Допустим. Но если ты пакостишь врагу, то и враг пакостит тебе. Бакунин бежал, Бакунин „пакостил“. А враг, располагая такой уничижительной для репутации Бакунина „Исповедью“, враг помалкивал. Опубликуй царское правительство „Исповедь“, и ее автор потерял бы всякий кредит в революционной среде. Нет, не опубликовало. Почему, в чем причина? Откровенно говоря, не знаем, хотя вроде бы публикация и готовилась.
Не согласиться ли с версией одного французского историка? Дескать, царское правительство молчало о бакунинской измене революции, чтобы помочь ему изнутри взорвать революцию. Однако царское правительство не отличалось ни столь изощренным хитроумием, ни столь тонкой осведомленностью о разногласиях Маркса и Энгельса с Бакуниным. А последний мог быть кем угодно, но только не диверсантом-двурушником, засланным иностранной разведкой в пролетарский стан. Историку недостало чувства историзма, он мыслил категориями совсем иной эпохи.
После „Исповеди“ Бакунин прожил четверть века. Мы уже говорили: он эластично упомянул об „Исповеди“ в своем иркутском письме к Герцену. Исповедь Руссо, по замечанию Лермонтова, имела „уже тот недостаток, что он читал ее своим друзьям“; исповедь Бакунина этого недостатка не имела. Зато его переписка с друзьями наводит на некоторые размышления и по поводу „Исповеди“. Останавливаешься на строках, адресованных Огареву (как раз в те ноябрьские дни шестьдесят девятого года, когда Нечаев, обладатель бакунинского мандата, решал участь Ивана Иванова). Бакунин пишет Огареву: „Ты, мой друг, напрасно предаешься унынию и, ковыряя в своей душе, находишь в себе разные гадости. Нет сомнения, что всякий без исключения, кто захочет в себе ковырять таким образом, найдет много неприличного“.

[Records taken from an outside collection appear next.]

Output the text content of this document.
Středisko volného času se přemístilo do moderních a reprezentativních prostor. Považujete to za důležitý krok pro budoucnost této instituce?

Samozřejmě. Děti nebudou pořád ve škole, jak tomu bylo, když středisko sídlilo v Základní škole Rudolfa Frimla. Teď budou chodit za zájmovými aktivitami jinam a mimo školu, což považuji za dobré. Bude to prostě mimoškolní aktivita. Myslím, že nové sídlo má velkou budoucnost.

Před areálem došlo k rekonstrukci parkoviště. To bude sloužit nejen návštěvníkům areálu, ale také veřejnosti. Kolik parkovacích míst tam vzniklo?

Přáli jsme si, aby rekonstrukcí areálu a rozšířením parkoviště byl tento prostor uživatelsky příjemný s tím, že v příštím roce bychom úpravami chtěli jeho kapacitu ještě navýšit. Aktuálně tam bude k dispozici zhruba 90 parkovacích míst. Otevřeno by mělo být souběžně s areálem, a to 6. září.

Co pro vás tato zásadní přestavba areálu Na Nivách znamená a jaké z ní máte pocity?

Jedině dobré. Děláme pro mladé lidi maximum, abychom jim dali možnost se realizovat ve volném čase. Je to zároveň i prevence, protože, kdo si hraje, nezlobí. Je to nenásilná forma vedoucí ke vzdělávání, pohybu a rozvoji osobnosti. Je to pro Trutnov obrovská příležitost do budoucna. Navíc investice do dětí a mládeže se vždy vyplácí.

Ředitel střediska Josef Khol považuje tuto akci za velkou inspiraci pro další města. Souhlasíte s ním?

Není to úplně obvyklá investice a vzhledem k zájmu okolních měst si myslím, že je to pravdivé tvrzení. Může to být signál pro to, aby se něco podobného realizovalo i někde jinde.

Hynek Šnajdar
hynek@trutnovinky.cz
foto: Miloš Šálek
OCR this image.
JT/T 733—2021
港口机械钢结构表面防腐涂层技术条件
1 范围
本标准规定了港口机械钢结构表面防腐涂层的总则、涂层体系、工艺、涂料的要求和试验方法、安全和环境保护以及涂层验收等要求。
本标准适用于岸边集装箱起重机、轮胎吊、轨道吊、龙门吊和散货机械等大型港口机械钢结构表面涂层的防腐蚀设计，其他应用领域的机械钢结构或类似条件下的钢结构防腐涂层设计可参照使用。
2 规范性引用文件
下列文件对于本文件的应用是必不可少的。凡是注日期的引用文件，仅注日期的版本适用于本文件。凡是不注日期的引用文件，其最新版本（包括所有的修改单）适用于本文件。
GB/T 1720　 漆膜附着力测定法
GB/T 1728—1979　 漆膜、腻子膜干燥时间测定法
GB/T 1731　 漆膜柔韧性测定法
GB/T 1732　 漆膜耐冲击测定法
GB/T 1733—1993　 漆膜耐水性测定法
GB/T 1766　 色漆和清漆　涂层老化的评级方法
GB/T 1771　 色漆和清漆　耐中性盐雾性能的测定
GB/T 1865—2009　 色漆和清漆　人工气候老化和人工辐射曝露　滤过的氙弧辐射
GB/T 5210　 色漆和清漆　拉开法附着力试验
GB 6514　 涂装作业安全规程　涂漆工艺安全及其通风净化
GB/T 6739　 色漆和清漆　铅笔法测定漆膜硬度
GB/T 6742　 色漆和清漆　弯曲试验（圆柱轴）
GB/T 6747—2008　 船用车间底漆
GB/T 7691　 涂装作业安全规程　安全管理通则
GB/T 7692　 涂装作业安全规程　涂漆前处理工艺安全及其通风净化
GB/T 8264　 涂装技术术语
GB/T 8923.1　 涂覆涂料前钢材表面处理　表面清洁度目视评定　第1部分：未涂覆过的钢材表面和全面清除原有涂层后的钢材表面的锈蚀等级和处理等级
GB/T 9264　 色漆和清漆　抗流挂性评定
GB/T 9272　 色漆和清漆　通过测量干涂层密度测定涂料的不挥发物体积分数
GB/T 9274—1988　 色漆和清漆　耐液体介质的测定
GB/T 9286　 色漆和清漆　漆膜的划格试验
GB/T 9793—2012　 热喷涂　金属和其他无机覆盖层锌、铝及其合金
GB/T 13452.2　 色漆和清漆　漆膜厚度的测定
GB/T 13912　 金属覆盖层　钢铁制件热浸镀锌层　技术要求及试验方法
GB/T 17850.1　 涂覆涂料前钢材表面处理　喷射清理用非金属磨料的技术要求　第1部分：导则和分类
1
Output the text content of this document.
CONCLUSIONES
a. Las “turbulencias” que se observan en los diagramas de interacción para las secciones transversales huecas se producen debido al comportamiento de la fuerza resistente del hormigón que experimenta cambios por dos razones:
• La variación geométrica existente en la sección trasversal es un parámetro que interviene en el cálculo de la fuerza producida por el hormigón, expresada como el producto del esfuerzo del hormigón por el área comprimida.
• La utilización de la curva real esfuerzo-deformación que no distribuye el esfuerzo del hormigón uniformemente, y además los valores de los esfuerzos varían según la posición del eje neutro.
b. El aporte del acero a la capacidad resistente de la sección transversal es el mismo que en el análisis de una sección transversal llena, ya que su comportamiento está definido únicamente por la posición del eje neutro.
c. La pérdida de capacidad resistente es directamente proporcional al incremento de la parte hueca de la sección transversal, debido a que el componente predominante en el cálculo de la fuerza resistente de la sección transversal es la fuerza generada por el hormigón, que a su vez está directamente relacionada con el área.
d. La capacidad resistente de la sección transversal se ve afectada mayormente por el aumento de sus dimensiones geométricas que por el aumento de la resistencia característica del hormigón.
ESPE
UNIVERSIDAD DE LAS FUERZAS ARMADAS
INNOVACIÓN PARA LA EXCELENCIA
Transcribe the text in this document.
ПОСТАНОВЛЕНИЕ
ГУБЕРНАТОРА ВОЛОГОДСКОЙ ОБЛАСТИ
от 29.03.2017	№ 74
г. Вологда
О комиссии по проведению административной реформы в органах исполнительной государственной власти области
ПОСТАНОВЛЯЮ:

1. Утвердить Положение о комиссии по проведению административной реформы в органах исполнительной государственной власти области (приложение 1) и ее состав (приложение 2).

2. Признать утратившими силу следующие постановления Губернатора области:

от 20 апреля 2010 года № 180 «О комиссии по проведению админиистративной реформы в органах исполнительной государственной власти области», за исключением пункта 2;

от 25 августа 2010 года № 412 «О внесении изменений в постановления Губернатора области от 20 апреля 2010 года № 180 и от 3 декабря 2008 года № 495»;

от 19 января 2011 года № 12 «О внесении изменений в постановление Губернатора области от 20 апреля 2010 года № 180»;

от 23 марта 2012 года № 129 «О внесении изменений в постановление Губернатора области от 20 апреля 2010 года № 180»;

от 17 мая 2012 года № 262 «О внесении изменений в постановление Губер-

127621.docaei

„Без исключения“ подчеркнуто Бакуниным. Великодушие? Не грусти, мол, Николай Платоныч, все мы, брат, грешные люди. А может, глухое признание „неприличия“ и „гадостей“ в собственной душе»?[71]
Огромно и бурно это послание, ревет водопадом. Бакунин писал не отрываясь, писал тотчас вслед за встречами с Лопатиным. Не заботился о композиционной стройности. Не перемарывал. Спокойствия не было. Но «любезного друга» просил спокойно обдумать «свое и наше, общее положение».
Что же следовало обдумать Нечаеву?
Выворотим капитальное, из капитального — противоречивое.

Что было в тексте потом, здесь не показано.